The impact of social media on all kinds of music has largely fueled this new emphasis on creating work that clicks with consumers beyond the confines of their TV sets. If anything, adds Bartos, it's empowered consumers to seek out the tracks they like and make them their own.
"Once something hits the air, it doesn't matter who did it or what it's for," she points out. "When something blows up, it blows up, and if people want it, they want it." As an example, she cites a spot for AT&T that the studio scored for BBDO. "Within a day of it first appearing on the web, the comments in the YouTube views were amazing," she says. "One person wrote that they'd kill to get this track. We were getting comments like 'I have to know who did this,' or 'I'll puke if I don't get this track.'"
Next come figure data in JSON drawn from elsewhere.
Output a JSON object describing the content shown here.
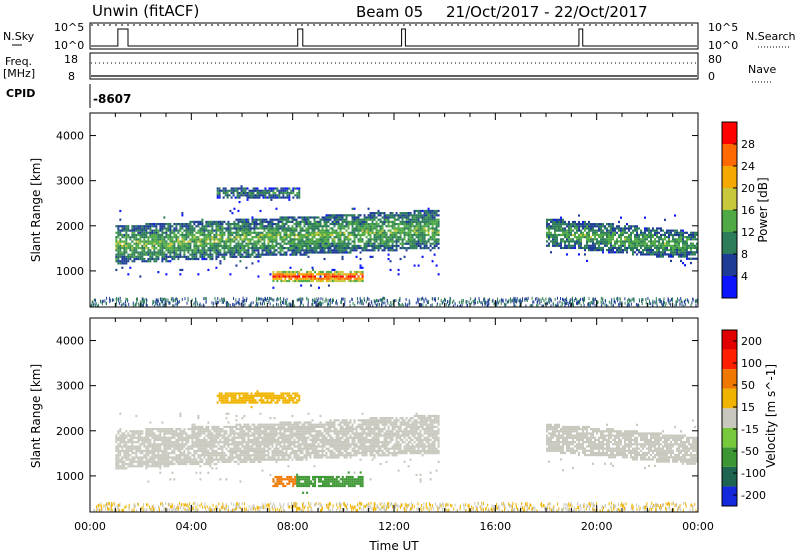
{
  "header": {
    "station": "Unwin (fitACF)",
    "beam": "Beam 05",
    "daterange": "21/Oct/2017 - 22/Oct/2017"
  },
  "top_panels": {
    "nsky_label": "N.Sky",
    "nsky_ticks": [
      "10^5",
      "10^0"
    ],
    "nsearch_label": "N.Search",
    "nsearch_ticks": [
      "10^5",
      "10^0"
    ],
    "freq_label_1": "Freq.",
    "freq_label_2": "[MHz]",
    "freq_ticks": [
      "18",
      "8"
    ],
    "nave_label": "Nave",
    "nave_ticks": [
      "80",
      "0"
    ],
    "cpid_label": "CPID",
    "cpid_value": "-8607"
  },
  "x_axis": {
    "label": "Time UT",
    "ticks": [
      "00:00",
      "04:00",
      "08:00",
      "12:00",
      "16:00",
      "20:00",
      "00:00"
    ]
  },
  "chart_data": [
    {
      "type": "heatmap",
      "name": "power",
      "ylabel": "Slant Range [km]",
      "yticks": [
        1000,
        2000,
        3000,
        4000
      ],
      "ylim": [
        200,
        4500
      ],
      "xlim_hours": [
        0,
        24
      ],
      "colorbar_label": "Power [dB]",
      "colorbar_ticks": [
        "4",
        "8",
        "12",
        "16",
        "20",
        "24",
        "28"
      ],
      "colorbar_colors": [
        "#0a14ff",
        "#1e3c96",
        "#2e7d5a",
        "#4faa46",
        "#c8c83c",
        "#f5a800",
        "#ff6a00",
        "#ff0000"
      ],
      "regions": [
        {
          "t": [
            1.0,
            13.8
          ],
          "r": [
            900,
            2450
          ],
          "level": 0.45
        },
        {
          "t": [
            7.2,
            10.8
          ],
          "r": [
            650,
            1150
          ],
          "level": 0.95
        },
        {
          "t": [
            5.0,
            8.3
          ],
          "r": [
            2550,
            2950
          ],
          "level": 0.3
        },
        {
          "t": [
            18.0,
            24.0
          ],
          "r": [
            1150,
            2300
          ],
          "level": 0.4
        }
      ]
    },
    {
      "type": "heatmap",
      "name": "velocity",
      "ylabel": "Slant Range [km]",
      "yticks": [
        1000,
        2000,
        3000,
        4000
      ],
      "ylim": [
        200,
        4500
      ],
      "xlim_hours": [
        0,
        24
      ],
      "colorbar_label": "Velocity [m s^-1]",
      "colorbar_ticks": [
        "200",
        "100",
        "50",
        "15",
        "-15",
        "-50",
        "-100",
        "-200"
      ],
      "colorbar_colors": [
        "#1428dc",
        "#1e6450",
        "#3c9632",
        "#78c83c",
        "#c8c8be",
        "#f0b400",
        "#f07800",
        "#ff1e00",
        "#e00000"
      ],
      "regions": [
        {
          "t": [
            1.0,
            13.8
          ],
          "r": [
            900,
            2450
          ],
          "vel": 0
        },
        {
          "t": [
            7.2,
            10.8
          ],
          "r": [
            650,
            1150
          ],
          "vel": 60
        },
        {
          "t": [
            5.0,
            8.3
          ],
          "r": [
            2550,
            2950
          ],
          "vel": -30
        },
        {
          "t": [
            18.0,
            24.0
          ],
          "r": [
            1150,
            2300
          ],
          "vel": 0
        }
      ]
    }
  ]
}
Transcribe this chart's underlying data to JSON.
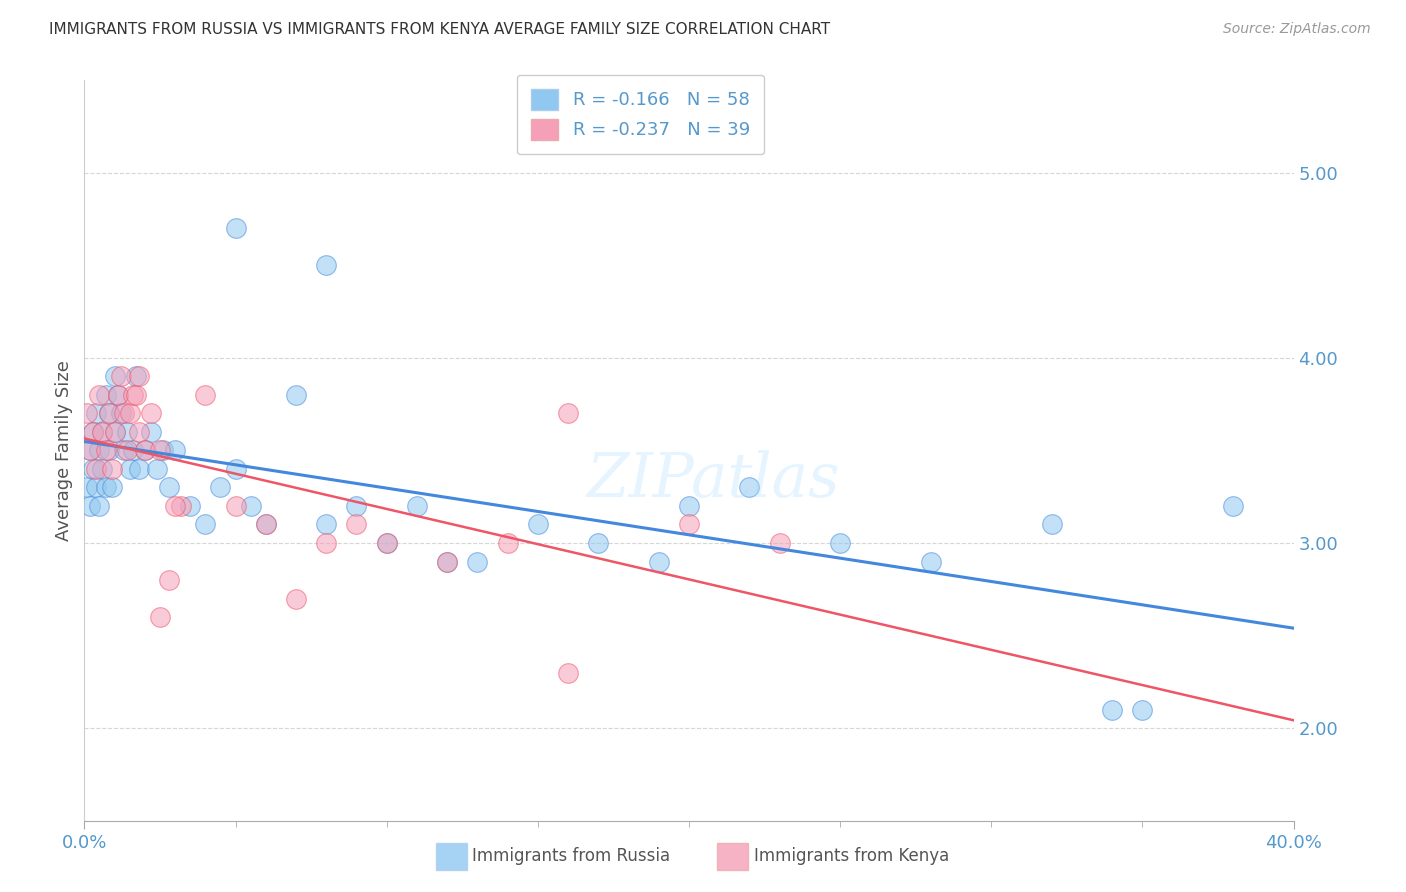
{
  "title": "IMMIGRANTS FROM RUSSIA VS IMMIGRANTS FROM KENYA AVERAGE FAMILY SIZE CORRELATION CHART",
  "source": "Source: ZipAtlas.com",
  "ylabel": "Average Family Size",
  "yticks": [
    2.0,
    3.0,
    4.0,
    5.0
  ],
  "ylim": [
    1.5,
    5.5
  ],
  "xlim": [
    0.0,
    0.4
  ],
  "russia_R": -0.166,
  "russia_N": 58,
  "kenya_R": -0.237,
  "kenya_N": 39,
  "russia_color": "#90C8F0",
  "kenya_color": "#F5A0B8",
  "russia_line_color": "#4488DD",
  "kenya_line_color": "#EE5566",
  "background_color": "#FFFFFF",
  "grid_color": "#CCCCCC",
  "title_color": "#333333",
  "axis_color": "#5599CC",
  "watermark": "ZIPatlas",
  "russia_x": [
    0.001,
    0.002,
    0.002,
    0.003,
    0.003,
    0.004,
    0.004,
    0.005,
    0.005,
    0.006,
    0.006,
    0.007,
    0.007,
    0.008,
    0.008,
    0.009,
    0.01,
    0.01,
    0.011,
    0.012,
    0.013,
    0.014,
    0.015,
    0.016,
    0.017,
    0.018,
    0.02,
    0.022,
    0.024,
    0.026,
    0.028,
    0.03,
    0.035,
    0.04,
    0.045,
    0.05,
    0.055,
    0.06,
    0.07,
    0.08,
    0.09,
    0.1,
    0.11,
    0.12,
    0.13,
    0.15,
    0.17,
    0.19,
    0.22,
    0.25,
    0.28,
    0.32,
    0.35,
    0.38,
    0.05,
    0.08,
    0.2,
    0.34
  ],
  "russia_y": [
    3.3,
    3.2,
    3.5,
    3.4,
    3.6,
    3.3,
    3.7,
    3.5,
    3.2,
    3.4,
    3.6,
    3.3,
    3.8,
    3.5,
    3.7,
    3.3,
    3.9,
    3.6,
    3.8,
    3.7,
    3.5,
    3.6,
    3.4,
    3.5,
    3.9,
    3.4,
    3.5,
    3.6,
    3.4,
    3.5,
    3.3,
    3.5,
    3.2,
    3.1,
    3.3,
    3.4,
    3.2,
    3.1,
    3.8,
    3.1,
    3.2,
    3.0,
    3.2,
    2.9,
    2.9,
    3.1,
    3.0,
    2.9,
    3.3,
    3.0,
    2.9,
    3.1,
    2.1,
    3.2,
    4.7,
    4.5,
    3.2,
    2.1
  ],
  "kenya_x": [
    0.001,
    0.002,
    0.003,
    0.004,
    0.005,
    0.006,
    0.007,
    0.008,
    0.009,
    0.01,
    0.011,
    0.012,
    0.013,
    0.014,
    0.015,
    0.016,
    0.017,
    0.018,
    0.02,
    0.022,
    0.025,
    0.028,
    0.032,
    0.04,
    0.05,
    0.06,
    0.07,
    0.08,
    0.09,
    0.1,
    0.12,
    0.14,
    0.16,
    0.2,
    0.23,
    0.16,
    0.03,
    0.018,
    0.025
  ],
  "kenya_y": [
    3.7,
    3.5,
    3.6,
    3.4,
    3.8,
    3.6,
    3.5,
    3.7,
    3.4,
    3.6,
    3.8,
    3.9,
    3.7,
    3.5,
    3.7,
    3.8,
    3.8,
    3.6,
    3.5,
    3.7,
    3.5,
    2.8,
    3.2,
    3.8,
    3.2,
    3.1,
    2.7,
    3.0,
    3.1,
    3.0,
    2.9,
    3.0,
    3.7,
    3.1,
    3.0,
    2.3,
    3.2,
    3.9,
    2.6
  ]
}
And while that's a hell of a compliment, what's the real benefit for Yessian when they create work that clicks like this? "It makes us a legitimate player in terms of creating songs that people gravitate towards and find inspiring," answers Yessian. "It also shows that we're not just composing music for TV commercials but that we approach work from a more strategic standpoint, rather than just 'how do we write this 30-second piece of music and have it fit the picture?' We think about not just the music but also about creating a fan base behind it, so that the music becomes an integral part of the brand."
As the Yessian brand finds its ways into new territories – working in different languages, cultures, time zones, media platforms, you name it – their goal is to make sure clients don't lose sight of the music. "We want people to look at us as a company that not only offers them worldwide production backing on a project," says Bartos, "but that we're going to bring them talent from all over the world, whether they want original music, a license, sound design, a remix, anything."
Anything? Well, yes. And anywhere, for that matter. The studio, Bartos notes, has brought in a feature film composer to work with an orchestra in Eastern Europe for a theme park ride in China. They recently worked with the London Symphony Orchestra, recording in the legendary Abbey Road Studios in England. They've won advertising awards in London for sound design created in Detroit for a Pepsi spot that ran in Russia, and scored music for a Ferrari consumer experience venue that's based not in Rome or Milan but Abu Dhabi. "We've never before had the ability to work so seamlessly on a global stage and across all platforms and all media," she sums up.
Adds Yessian, "For us as a studio, it's great to be able to put things out there that can connect directly with consumers. It shows that we can make music that people want on their playlists, even though it was done for a brand or for an advertiser. And that's a huge step, not just for us but for our clients."
Like we said, that Yessian sound is starting to spread.